Pre-tattoo or piercing 'numbing' creams can be dangerous

ConsumerAffairs

The FDAs ready to help with adverse reactions

If you recently got a tattoo, a piercing, a laser treatment, or are thinking about getting one, you might want to consider one of a large yellow “Danger” sign.

The Food and Drug Administration (FDA) is warning consumers that the numbing creams you see online for those procedures often have too much  lidocaine, which might make your skin crawl in a whole different way.

The agency’s concern about lidocaine is that the cream’s concentrations are higher than what is permitted for over-the-counter, topical pain relief products. 

“When these products that contain high concentrations of lidocaine intended to be used before or during certain cosmetic procedures are applied in ways that could lead to increased absorption of the drug product through the skin, it may lead to serious injury such as irregular heartbeat, seizures and breathing difficulties," the agency said. "These products may also interact with medications or dietary supplements a consumer is taking."

The FDA isn’t playing around with this situation, either.
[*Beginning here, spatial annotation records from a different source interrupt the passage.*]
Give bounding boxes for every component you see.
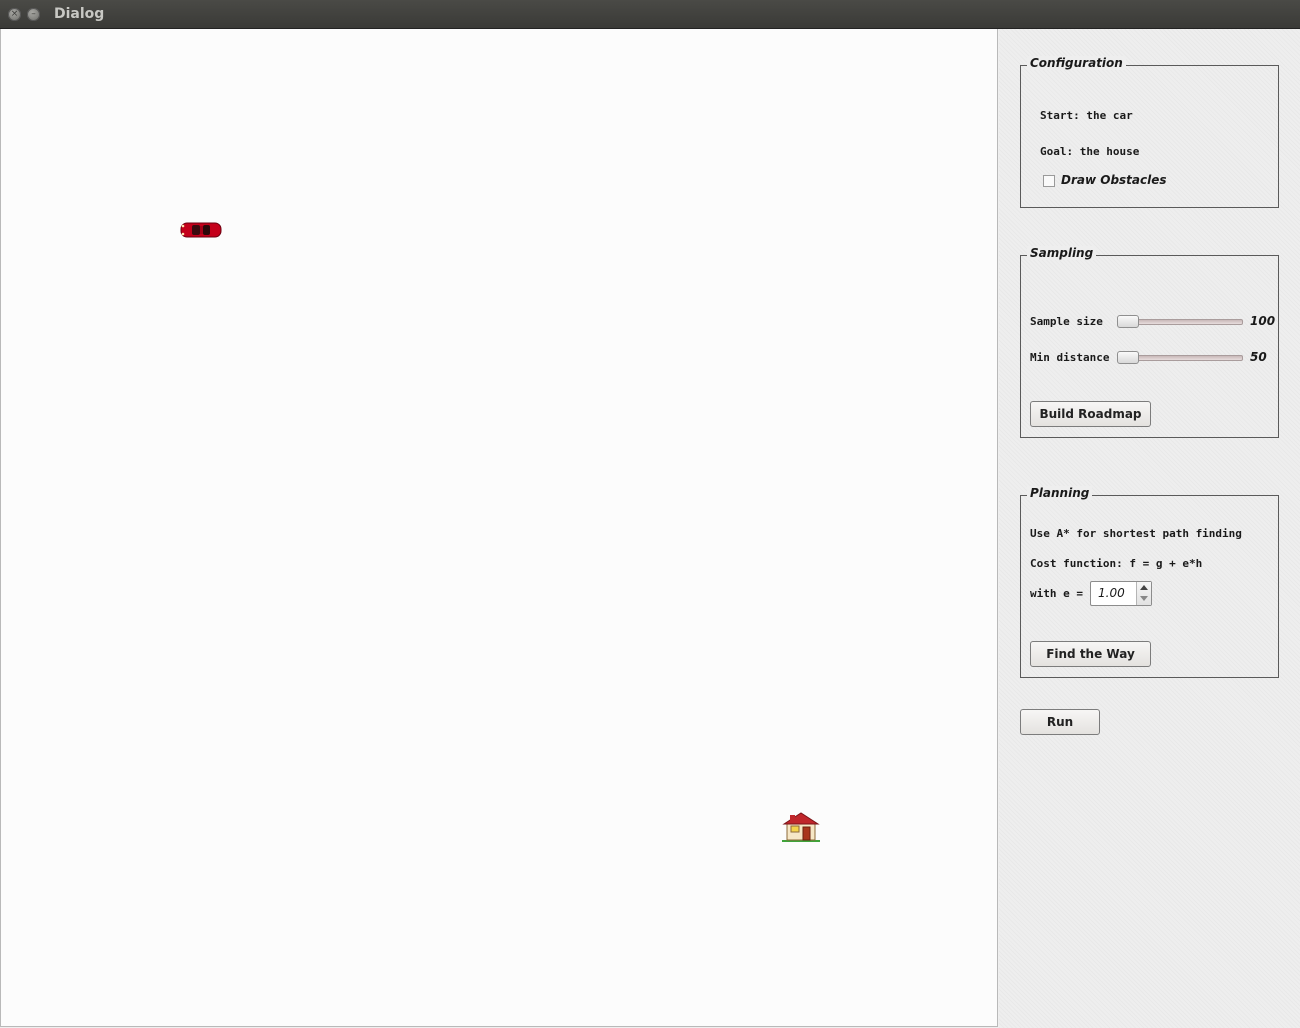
control-panel: Configuration Start: the car Goal: the h…: [999, 29, 1300, 1028]
window-title: Dialog: [54, 6, 105, 22]
cost-function-label: Cost function: f = g + e*h: [1030, 557, 1203, 570]
spin-down-icon[interactable]: [1140, 596, 1148, 601]
start-label: Start: the car: [1040, 109, 1133, 122]
sampling-group: Sampling Sample size 100 Min distance 50…: [1020, 246, 1279, 438]
build-roadmap-button[interactable]: Build Roadmap: [1030, 401, 1151, 427]
minimize-icon[interactable]: –: [27, 8, 40, 21]
min-distance-slider-handle[interactable]: [1117, 351, 1139, 364]
planning-group: Planning Use A* for shortest path findin…: [1020, 486, 1279, 678]
sampling-title: Sampling: [1027, 246, 1097, 260]
planning-description: Use A* for shortest path finding: [1030, 527, 1242, 540]
draw-obstacles-checkbox[interactable]: [1043, 175, 1055, 187]
house-icon: [782, 812, 820, 842]
e-spinbox[interactable]: 1.00: [1090, 581, 1152, 606]
spin-up-icon[interactable]: [1140, 585, 1148, 590]
find-the-way-button[interactable]: Find the Way: [1030, 641, 1151, 667]
configuration-group: Configuration Start: the car Goal: the h…: [1020, 56, 1279, 208]
title-bar: × – Dialog: [0, 0, 1300, 29]
spin-arrows[interactable]: [1136, 582, 1151, 605]
e-label: with e =: [1030, 587, 1083, 600]
close-icon[interactable]: ×: [8, 8, 21, 21]
run-button[interactable]: Run: [1020, 709, 1100, 735]
configuration-title: Configuration: [1027, 56, 1126, 70]
min-distance-label: Min distance: [1030, 351, 1110, 364]
min-distance-value: 50: [1250, 350, 1267, 364]
sample-size-slider-handle[interactable]: [1117, 315, 1139, 328]
sample-size-value: 100: [1250, 314, 1276, 328]
red-car-icon: [180, 222, 222, 238]
map-canvas[interactable]: [0, 29, 998, 1027]
sample-size-label: Sample size: [1030, 315, 1103, 328]
e-value[interactable]: 1.00: [1098, 586, 1125, 600]
draw-obstacles-label[interactable]: Draw Obstacles: [1061, 173, 1167, 187]
planning-title: Planning: [1027, 486, 1093, 500]
goal-label: Goal: the house: [1040, 145, 1140, 158]
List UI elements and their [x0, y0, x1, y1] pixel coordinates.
In letters to six different companies -- such as this one to the manufacturer of NumbSkin -- the agency told these manufacturers that these products are in violation of federal law.

How to stay comfortably numb

The agency says that anyone who needs a “numbing product” would be wise to:

  • Check the label: Never use anything over-the-counter with more than 4% lidocaine.

  • Less is more: Don't slather it on huge areas of your skin, especially if your skin's already irritated.

  • No plastic wrap: Don't cover the area with plastic wrap or anything that traps the cream.

And if you have any bad side effects from these creams, be sure to tell the FDA ASAP through its MedWatch Adverse Event Reporting program so the agency can take action to protect the public from any unsafe products.